La storia della chiesa, anche locale, si basa su idee, su progetti e su intuizioni, apparentemente poco significativi. E’ il caso di d. Pietro Buffoni (1900-1976) definito, in occasione dell’omelia funebre, da mons. C. Gaddi “prete da nulla” per il suo portamento, per il suo abito, ma molto volitivo.
Nato nel paese di Presezzo, il giovane Pietro desiderava consacrarsi come discepolo di s. Francesco nell’ordine dei Cappuccini. Fu dimesso dai frati per ragioni di salute e per una personalità, inquieta e interiormente travagliata. Fu accolto nel seminario vescovile di Bergamo, dove, nel 1920, cominciando a frequentare i corsi ginnasiali.
Nel novembre 1933, diede inizio, nell’oratorio della parrocchia della sua prima destinazione, Botta di Sedrina, all’esperienza degli Esercizi spirituali. In questa piccola realtà, d. Pietro strutturò, con uno stile proprio, l’attività degli Esercizi, trasformandoli in Ritiri minimi, della durata di un giorno e destinati agli operai, che, soprattutto nel secondo dopoguerra, si stavano allontanando dalla chiesa e dalla pratica religiosa. L’oratorio della Botta si ampliò e furono aggiunte due sedi (Villongo e Colzate).
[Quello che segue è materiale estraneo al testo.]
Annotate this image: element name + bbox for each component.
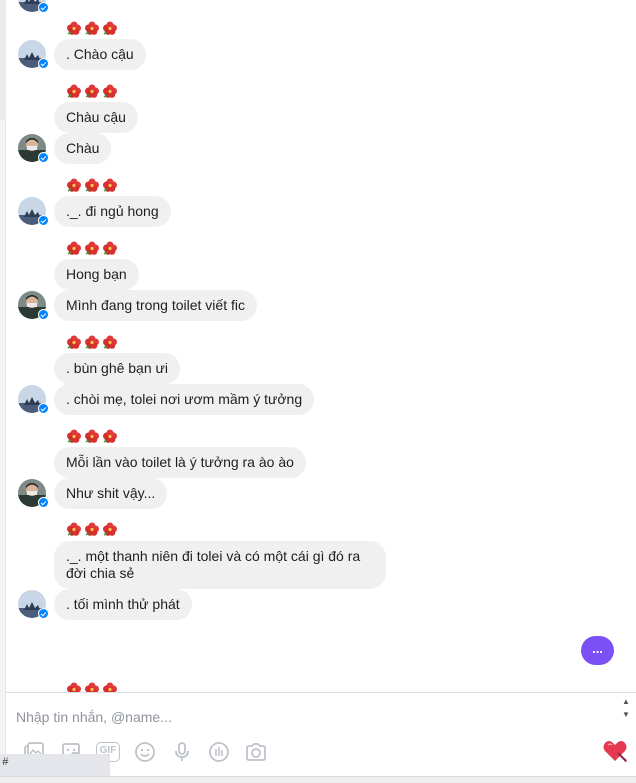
message-input[interactable] [16, 709, 576, 725]
message-bubble[interactable]: Như shit vậy... [54, 478, 168, 509]
flower-emoji-row [66, 20, 118, 38]
flower-emoji-row [66, 334, 118, 352]
hibiscus-icon [84, 681, 100, 692]
emoji-icon[interactable] [133, 740, 157, 764]
messenger-badge-icon [38, 152, 49, 163]
taskbar-fragment: # [0, 754, 110, 776]
scroll-down-arrow-icon[interactable]: ▼ [620, 708, 632, 721]
flower-emoji-row [66, 177, 118, 195]
avatar-friend[interactable] [18, 385, 49, 414]
hibiscus-icon [66, 177, 82, 193]
typing-indicator-button[interactable]: ... [581, 636, 614, 665]
message-bubble[interactable]: ._. đi ngủ hong [54, 196, 171, 227]
flower-emoji-row [66, 83, 118, 101]
hibiscus-icon [84, 83, 100, 99]
camera-icon[interactable] [244, 740, 268, 764]
flower-emoji-row [66, 681, 118, 692]
scroll-up-arrow-icon[interactable]: ▲ [620, 695, 632, 708]
hibiscus-icon [84, 428, 100, 444]
avatar-user[interactable] [18, 291, 49, 320]
taskbar-text: # [2, 757, 9, 769]
heart-reaction-icon[interactable] [602, 739, 628, 763]
hibiscus-icon [102, 334, 118, 350]
avatar-friend[interactable] [18, 0, 49, 13]
message-bubble[interactable]: Chàu [54, 133, 112, 164]
messenger-badge-icon [38, 2, 49, 13]
hibiscus-icon [102, 240, 118, 256]
message-bubble[interactable]: Mình đang trong toilet viết fic [54, 290, 257, 321]
hibiscus-icon [66, 83, 82, 99]
hibiscus-icon [66, 20, 82, 36]
message-bubble[interactable]: Hong bạn [54, 259, 139, 290]
hibiscus-icon [102, 20, 118, 36]
audio-clip-icon[interactable] [207, 740, 231, 764]
messenger-badge-icon [38, 309, 49, 320]
hibiscus-icon [84, 334, 100, 350]
hibiscus-icon [102, 521, 118, 537]
hibiscus-icon [66, 681, 82, 692]
hibiscus-icon [102, 83, 118, 99]
hibiscus-icon [66, 428, 82, 444]
flower-emoji-row [66, 521, 118, 539]
message-bubble[interactable]: . chòi mẹ, tolei nơi ươm mầm ý tưởng [54, 384, 315, 415]
hibiscus-icon [84, 20, 100, 36]
hibiscus-icon [102, 681, 118, 692]
message-bubble[interactable]: . tối mình thử phát [54, 589, 192, 620]
avatar-friend[interactable] [18, 40, 49, 69]
chat-message-list[interactable]: . Chào cậu Chàu cậu Chàu ._. đi ngủ hong… [6, 0, 636, 692]
hibiscus-icon [84, 521, 100, 537]
message-bubble[interactable]: Chàu cậu [54, 102, 138, 133]
avatar-user[interactable] [18, 134, 49, 163]
message-bubble[interactable]: . bùn ghê bạn ưi [54, 353, 181, 384]
hibiscus-icon [84, 240, 100, 256]
messenger-badge-icon [38, 608, 49, 619]
hibiscus-icon [102, 177, 118, 193]
messenger-badge-icon [38, 497, 49, 508]
message-bubble[interactable]: Mỗi lần vào toilet là ý tưởng ra ào ào [54, 447, 306, 478]
flower-emoji-row [66, 428, 118, 446]
message-bubble[interactable]: ._. một thanh niên đi tolei và có một cá… [54, 541, 386, 589]
messenger-badge-icon [38, 403, 49, 414]
microphone-icon[interactable] [170, 740, 194, 764]
messenger-badge-icon [38, 58, 49, 69]
avatar-friend[interactable] [18, 590, 49, 619]
hibiscus-icon [66, 334, 82, 350]
hibiscus-icon [84, 177, 100, 193]
input-scrollbar[interactable]: ▲ ▼ [620, 695, 632, 725]
bottom-strip [0, 776, 636, 783]
avatar-friend[interactable] [18, 197, 49, 226]
message-bubble[interactable]: . Chào cậu [54, 39, 146, 70]
hibiscus-icon [66, 240, 82, 256]
flower-emoji-row [66, 240, 118, 258]
avatar-user[interactable] [18, 479, 49, 508]
hibiscus-icon [66, 521, 82, 537]
messenger-badge-icon [38, 215, 49, 226]
hibiscus-icon [102, 428, 118, 444]
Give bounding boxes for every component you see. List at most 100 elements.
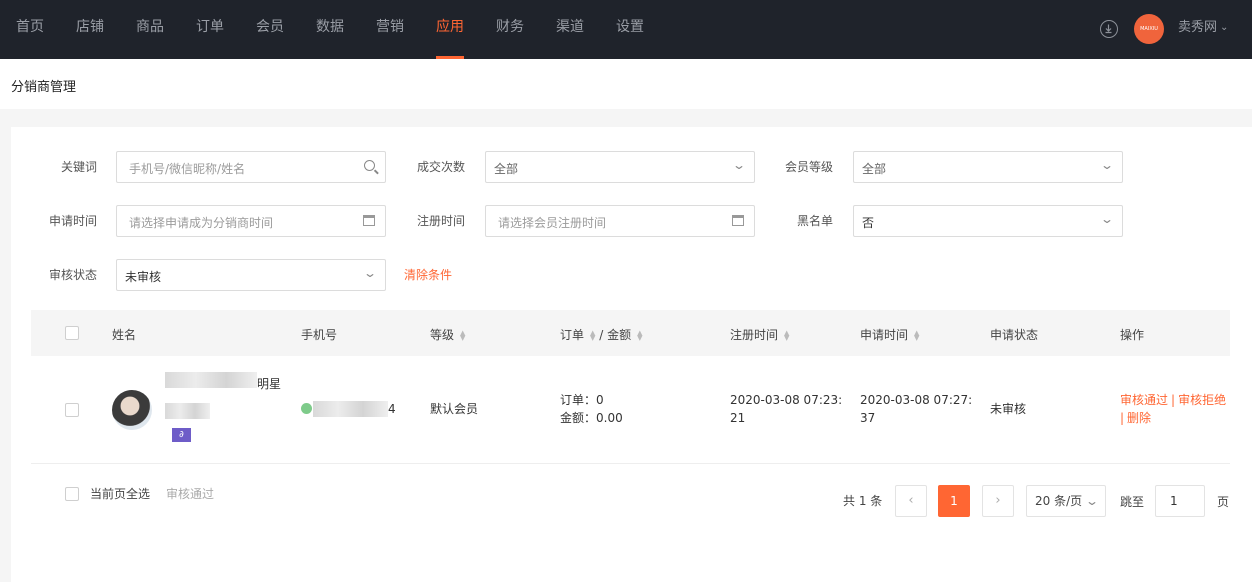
page-unit-label: 页 <box>1217 495 1230 509</box>
chevron-down-icon: ⌄ <box>1084 494 1100 508</box>
select-page-checkbox[interactable] <box>65 487 79 501</box>
apply-time-label: 申请时间 <box>48 214 97 228</box>
amount-label: 金额： <box>560 411 597 425</box>
sort-icon[interactable]: ▲ ▼ <box>460 329 465 341</box>
table-header: 姓名 手机号 等级 ▲ ▼ 订单 ▲ ▼ / 金额 ▲ ▼ 注册时间 ▲ ▼ 申请时间 ▲ ▼ 申请… <box>31 310 1230 356</box>
apply-time-placeholder: 请选择申请成为分销商时间 <box>129 216 274 230</box>
register-time-label: 注册时间 <box>416 214 465 228</box>
column-header-register-time[interactable]: 注册时间 ▲ ▼ <box>730 326 789 343</box>
row-checkbox[interactable] <box>65 403 79 417</box>
nav-item-products[interactable]: 商品 <box>120 0 180 59</box>
chevron-down-icon: ⌄ <box>1099 212 1115 226</box>
register-time-header-label: 注册时间 <box>730 328 779 342</box>
column-header-phone: 手机号 <box>301 328 338 342</box>
order-count: 0 <box>596 393 604 407</box>
chevron-down-icon: ⌄ <box>1099 158 1115 172</box>
audit-status-select[interactable]: 未审核 ⌄ <box>116 259 386 291</box>
batch-approve-button[interactable]: 审核通过 <box>166 485 214 502</box>
sort-icon[interactable]: ▲ ▼ <box>590 329 595 341</box>
amount-header-label: 金额 <box>607 328 632 342</box>
register-time-line2: 21 <box>730 411 746 425</box>
nav-item-orders[interactable]: 订单 <box>180 0 240 59</box>
deal-count-value: 全部 <box>494 162 519 176</box>
header-slash: / <box>599 328 604 342</box>
approve-action[interactable]: 审核通过 <box>1120 393 1168 407</box>
nav-item-data[interactable]: 数据 <box>300 0 360 59</box>
jump-page-input[interactable]: 1 <box>1155 485 1205 517</box>
nav-item-settings[interactable]: 设置 <box>600 0 660 59</box>
order-header-label: 订单 <box>560 328 585 342</box>
page-button-1[interactable]: 1 <box>938 485 970 517</box>
deal-count-label: 成交次数 <box>416 160 465 174</box>
download-icon[interactable] <box>1100 20 1118 38</box>
keyword-search-input[interactable]: 手机号/微信昵称/姓名 <box>116 151 386 183</box>
chevron-down-icon: ⌄ <box>362 266 378 280</box>
column-header-apply-status: 申请状态 <box>990 328 1039 342</box>
apply-time-line2: 37 <box>860 411 876 425</box>
action-separator: | <box>1171 393 1176 407</box>
column-header-apply-time[interactable]: 申请时间 ▲ ▼ <box>860 326 919 343</box>
nav-item-marketing[interactable]: 营销 <box>360 0 420 59</box>
page-title: 分销商管理 <box>11 80 77 95</box>
blacklist-value: 否 <box>862 216 875 230</box>
account-area: MAIXIU 卖秀网 ⌄ <box>1082 0 1252 59</box>
reject-action[interactable]: 审核拒绝 <box>1178 393 1226 407</box>
blurred-nickname <box>165 403 210 419</box>
select-all-checkbox[interactable] <box>65 326 79 340</box>
member-avatar <box>112 390 152 430</box>
register-time-picker[interactable]: 请选择会员注册时间 <box>485 205 755 237</box>
apply-time-picker[interactable]: 请选择申请成为分销商时间 <box>116 205 386 237</box>
apply-status: 未审核 <box>990 402 1027 416</box>
column-header-level[interactable]: 等级 ▲ ▼ <box>430 326 465 343</box>
sort-icon[interactable]: ▲ ▼ <box>784 329 789 341</box>
audit-status-label: 审核状态 <box>48 268 97 282</box>
register-time: 2020-03-08 07:23: 21 <box>730 391 842 427</box>
shop-name[interactable]: 卖秀网 <box>1178 0 1217 56</box>
delete-action[interactable]: 删除 <box>1127 411 1151 425</box>
keyword-placeholder: 手机号/微信昵称/姓名 <box>129 162 246 176</box>
nav-item-members[interactable]: 会员 <box>240 0 300 59</box>
distributor-management-panel: 关键词 手机号/微信昵称/姓名 成交次数 全部 ⌄ 会员等级 全部 ⌄ 申请时间… <box>11 127 1252 582</box>
blacklist-select[interactable]: 否 ⌄ <box>853 205 1123 237</box>
page-size-select[interactable]: 20 条/页 ⌄ <box>1026 485 1106 517</box>
member-level-label: 会员等级 <box>784 160 833 174</box>
prev-page-button[interactable]: ‹ <box>895 485 927 517</box>
nav-item-home[interactable]: 首页 <box>0 0 60 59</box>
page-header: 分销商管理 <box>0 59 1252 109</box>
member-level-value: 全部 <box>862 162 887 176</box>
nav-item-apps[interactable]: 应用 <box>420 0 480 59</box>
chevron-down-icon: ⌄ <box>731 158 747 172</box>
member-name-suffix: 明星 <box>257 377 282 391</box>
nav-item-store[interactable]: 店铺 <box>60 0 120 59</box>
chevron-down-icon[interactable]: ⌄ <box>1220 0 1228 56</box>
level-header-label: 等级 <box>430 328 455 342</box>
row-actions: 审核通过 | 审核拒绝 | 删除 <box>1120 391 1232 427</box>
search-icon[interactable] <box>364 160 375 171</box>
order-amount: 订单：0 金额：0.00 <box>560 391 623 427</box>
next-page-button[interactable]: › <box>982 485 1014 517</box>
nav-item-channels[interactable]: 渠道 <box>540 0 600 59</box>
main-nav: 首页 店铺 商品 订单 会员 数据 营销 应用 财务 渠道 设置 <box>0 0 660 59</box>
member-level-select[interactable]: 全部 ⌄ <box>853 151 1123 183</box>
sort-icon[interactable]: ▲ ▼ <box>914 329 919 341</box>
select-page-label[interactable]: 当前页全选 <box>90 485 150 502</box>
page-size-value: 20 条/页 <box>1035 494 1083 508</box>
apply-time: 2020-03-08 07:27: 37 <box>860 391 972 427</box>
total-count: 共 1 条 <box>843 494 883 508</box>
table-row: 明星 ∂ 4 默认会员 订单：0 金额：0.00 2020-03-08 07:2… <box>31 356 1230 464</box>
calendar-icon <box>363 215 375 226</box>
column-header-order-amount[interactable]: 订单 ▲ ▼ / 金额 ▲ ▼ <box>560 326 643 343</box>
sort-icon[interactable]: ▲ ▼ <box>637 329 642 341</box>
register-time-placeholder: 请选择会员注册时间 <box>498 216 607 230</box>
member-level: 默认会员 <box>430 402 479 416</box>
clear-filters-link[interactable]: 清除条件 <box>404 266 452 283</box>
register-time-line1: 2020-03-08 07:23: <box>730 393 843 407</box>
shop-logo-avatar[interactable]: MAIXIU <box>1134 14 1164 44</box>
amount-value: 0.00 <box>596 411 623 425</box>
audit-status-value: 未审核 <box>125 270 162 284</box>
deal-count-select[interactable]: 全部 ⌄ <box>485 151 755 183</box>
top-navigation-bar: 首页 店铺 商品 订单 会员 数据 营销 应用 财务 渠道 设置 MAIXIU … <box>0 0 1252 59</box>
phone-suffix: 4 <box>388 402 396 416</box>
nav-item-finance[interactable]: 财务 <box>480 0 540 59</box>
blurred-phone <box>313 401 388 417</box>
D. Buffoni trovò interlocuzione diretta ed epistolare con s. Giovanni Calabria, conosciuto tramite la sorella suor Allodia, religiosa a Verona , con il suo successore d. Luigi Pedrollo e con alcuni confratelli, tra i quali i d. Abele Agostinelli, che lo ospitò, nei primi mesi del suo ministero dopo l’ordinazione presbiterale (1928) a Bruntino e gli fu direttore spirituale. Fu però il servo di Dio,suo confratello di ordinazione, allora assistente di AC, d. Antonio Seghezzi, (1906-1945) a segnalarlo decisamente a mons. A. Bernareggi, perché lo nominasse direttore dell’Opera Esercizi per il ramo maschile di AC. Il vescovo era stato sino ad allora restio davanti a un progetto, rivolto alla predicazione dei ritiri e che contemplava l’elemento sacerdotale, quello laicale e il ramo femminile.
L ’Opera Diocesana fu riconosciuta dall’ordinario, nel 1948. D. Buffoni continuò a pensare in grande: un gruppo di giovani collaboratrici, che si erano riunite, sin dagli inizi ed erano aumentate poi negli anni successivi , ebbero il riconoscimento canonico come Oblate dal vescovo mons. Giuseppe Piazzi (1963). Nel frattempo, d. Buffoni insieme ad alcuni sacerdoti nominati dal vescovo, aveva mantenuto legami con giovani e adulti per organizzare un manipolo di laici.
Gli ultimi anni sino alla morte furono segnati dalla malattia; egli aveva annotato i suoi pensieri, i progetti in alcuni scritti soprattutto Diari. La casa della Botta divenne de facto casa di spiritualità per tutte le categorie umane, raggiungendo una partecipazione numerica elevata. L’approvazione ufficiale dell’Opera, così come pensata dal suo fondatore, sarebbe giunta nel 2000 ad opera del vescovo mons. R. Amadei.